1.4 measurement of vaginal fluid secretion in rats

The rats were anesthetized by intraperitoneal injection of pentobarbital sodium (50mg/kg body weight), and the anesthetized rats were placed flat on a clean operating table with the ventral surface facing upward and irradiated with heat to maintain the body temperature of the rats. The filter paper is carefully inserted into the vagina of the rat to absorb the original secretion. Subsequently, the rats of different groups are treated by intravaginal administration of physiological saline and PGE2(50 mug/kg body weight in the low dose group, 100 mug/kg body weight in the medium dose group and 250 mug/kg body weight in the high dose group) solutions, timing is started immediately after administration, filter paper with known weight is carefully inserted into the vagina of the rat after 5min, the filter paper is kept for 5min, the filter paper is taken out and weighed, and the weight difference represents the vaginal fluid secretion amount of the rat.

1.5 data processing

Experimental data are presented as mean ± standard error (mean ± SEM). For three or more sets of data, post-hoc tests were performed using one-way Analysis of Variance (ANOVA) and using the Bonferroni method.
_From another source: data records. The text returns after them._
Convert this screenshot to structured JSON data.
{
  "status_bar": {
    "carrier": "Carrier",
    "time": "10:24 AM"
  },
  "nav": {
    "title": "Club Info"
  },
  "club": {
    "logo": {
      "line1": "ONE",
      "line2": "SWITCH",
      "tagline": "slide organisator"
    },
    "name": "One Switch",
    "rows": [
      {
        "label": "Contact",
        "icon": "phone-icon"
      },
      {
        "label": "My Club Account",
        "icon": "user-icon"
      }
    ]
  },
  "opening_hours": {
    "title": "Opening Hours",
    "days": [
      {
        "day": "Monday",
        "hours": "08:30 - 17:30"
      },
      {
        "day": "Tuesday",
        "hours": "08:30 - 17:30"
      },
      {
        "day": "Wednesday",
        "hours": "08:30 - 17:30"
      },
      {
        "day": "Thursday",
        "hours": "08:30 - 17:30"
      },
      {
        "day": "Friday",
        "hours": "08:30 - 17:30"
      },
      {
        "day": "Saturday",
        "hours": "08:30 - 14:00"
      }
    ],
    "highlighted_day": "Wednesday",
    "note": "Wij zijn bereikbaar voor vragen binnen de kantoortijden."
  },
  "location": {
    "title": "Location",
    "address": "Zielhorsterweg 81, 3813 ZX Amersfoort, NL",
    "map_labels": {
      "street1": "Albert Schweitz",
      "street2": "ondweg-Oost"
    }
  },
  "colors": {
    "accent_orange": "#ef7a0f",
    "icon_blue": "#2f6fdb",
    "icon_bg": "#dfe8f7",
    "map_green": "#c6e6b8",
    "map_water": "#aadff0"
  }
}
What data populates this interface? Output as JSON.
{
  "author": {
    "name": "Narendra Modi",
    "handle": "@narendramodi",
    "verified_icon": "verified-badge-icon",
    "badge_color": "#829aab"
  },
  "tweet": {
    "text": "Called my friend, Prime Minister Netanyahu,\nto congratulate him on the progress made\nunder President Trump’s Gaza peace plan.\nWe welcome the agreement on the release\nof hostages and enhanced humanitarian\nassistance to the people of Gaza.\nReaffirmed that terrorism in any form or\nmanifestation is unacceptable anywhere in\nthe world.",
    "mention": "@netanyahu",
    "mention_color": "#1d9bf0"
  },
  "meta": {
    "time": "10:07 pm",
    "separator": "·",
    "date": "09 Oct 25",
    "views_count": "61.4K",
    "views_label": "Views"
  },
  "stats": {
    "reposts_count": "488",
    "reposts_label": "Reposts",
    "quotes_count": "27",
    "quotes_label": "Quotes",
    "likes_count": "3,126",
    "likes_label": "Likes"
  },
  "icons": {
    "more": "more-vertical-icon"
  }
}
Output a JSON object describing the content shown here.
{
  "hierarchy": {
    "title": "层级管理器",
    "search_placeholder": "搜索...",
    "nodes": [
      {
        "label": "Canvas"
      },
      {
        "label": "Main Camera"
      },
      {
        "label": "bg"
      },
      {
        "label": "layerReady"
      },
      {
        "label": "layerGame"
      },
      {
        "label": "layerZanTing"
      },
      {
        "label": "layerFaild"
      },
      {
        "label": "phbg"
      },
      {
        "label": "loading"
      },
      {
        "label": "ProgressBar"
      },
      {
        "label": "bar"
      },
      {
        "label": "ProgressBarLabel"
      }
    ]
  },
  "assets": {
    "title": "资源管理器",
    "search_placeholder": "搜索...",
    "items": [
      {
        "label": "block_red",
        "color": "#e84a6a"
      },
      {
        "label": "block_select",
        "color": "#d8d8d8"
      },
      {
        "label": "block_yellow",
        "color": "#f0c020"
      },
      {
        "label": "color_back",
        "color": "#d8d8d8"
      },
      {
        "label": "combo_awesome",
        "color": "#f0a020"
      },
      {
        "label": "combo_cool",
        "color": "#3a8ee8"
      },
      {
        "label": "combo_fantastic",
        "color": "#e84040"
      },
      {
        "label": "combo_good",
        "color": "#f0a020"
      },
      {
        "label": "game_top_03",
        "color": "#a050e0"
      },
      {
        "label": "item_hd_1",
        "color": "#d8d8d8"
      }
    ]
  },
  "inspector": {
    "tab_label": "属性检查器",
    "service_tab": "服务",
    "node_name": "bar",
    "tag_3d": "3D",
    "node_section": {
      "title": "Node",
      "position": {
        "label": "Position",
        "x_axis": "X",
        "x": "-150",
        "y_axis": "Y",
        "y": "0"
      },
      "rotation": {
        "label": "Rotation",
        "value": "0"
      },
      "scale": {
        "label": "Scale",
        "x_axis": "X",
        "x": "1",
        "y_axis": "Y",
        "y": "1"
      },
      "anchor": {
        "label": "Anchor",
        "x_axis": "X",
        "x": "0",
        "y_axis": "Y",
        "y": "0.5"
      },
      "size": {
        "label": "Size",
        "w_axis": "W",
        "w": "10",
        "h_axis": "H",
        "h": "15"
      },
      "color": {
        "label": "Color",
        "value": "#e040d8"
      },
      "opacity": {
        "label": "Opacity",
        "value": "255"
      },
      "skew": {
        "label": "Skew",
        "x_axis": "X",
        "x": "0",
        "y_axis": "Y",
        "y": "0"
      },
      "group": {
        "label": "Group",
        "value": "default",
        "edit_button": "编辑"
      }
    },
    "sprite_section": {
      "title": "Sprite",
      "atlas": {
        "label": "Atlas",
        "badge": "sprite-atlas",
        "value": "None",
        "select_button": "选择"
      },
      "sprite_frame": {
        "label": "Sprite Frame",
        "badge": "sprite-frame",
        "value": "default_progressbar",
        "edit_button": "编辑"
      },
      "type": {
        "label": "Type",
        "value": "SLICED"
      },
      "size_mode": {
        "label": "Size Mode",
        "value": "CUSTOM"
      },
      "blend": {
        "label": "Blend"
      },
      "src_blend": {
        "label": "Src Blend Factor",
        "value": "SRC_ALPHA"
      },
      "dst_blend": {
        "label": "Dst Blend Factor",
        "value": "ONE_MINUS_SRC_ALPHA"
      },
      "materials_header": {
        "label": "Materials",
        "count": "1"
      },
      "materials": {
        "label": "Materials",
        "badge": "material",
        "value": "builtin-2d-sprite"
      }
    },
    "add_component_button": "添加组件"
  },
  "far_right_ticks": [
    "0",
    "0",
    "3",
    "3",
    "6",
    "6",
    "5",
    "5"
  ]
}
Setting P <0.05 is a significant difference.

2. Results of the experiment

2.1PGE2 can cause ion transport in vaginal epithelium

The results of the short circuit current experiment are shown in fig. 1, and indicate that PGE2 stimulation can cause the rat vaginal tissue to generate an ascending phase short circuit current response, which represents the enhancement of the epithelial cell ion transport activity.

2.2 vaginal administration of PGE2 promotes secretion of vaginal fluid in rats

The results of the in vivo experiments are shown in fig. 2, which shows that the vaginal secretion of rats is obviously increased by applying PGE2 in vagina in a dose-dependent manner, wherein the secretion promoting effect of PGE2 is the most obvious in medium dose (100 mug/kg body weight).

Finally, it should be noted that the above embodiments are only used for illustrating the technical solutions of the present invention and not for limiting the protection scope of the present invention, and although the present invention is described in detail with reference to the preferred embodiments, it should be understood by those skilled in the art that modifications or equivalent substitutions can be made on the technical solutions of the present invention without departing from the spirit and scope of the technical solutions of the present invention.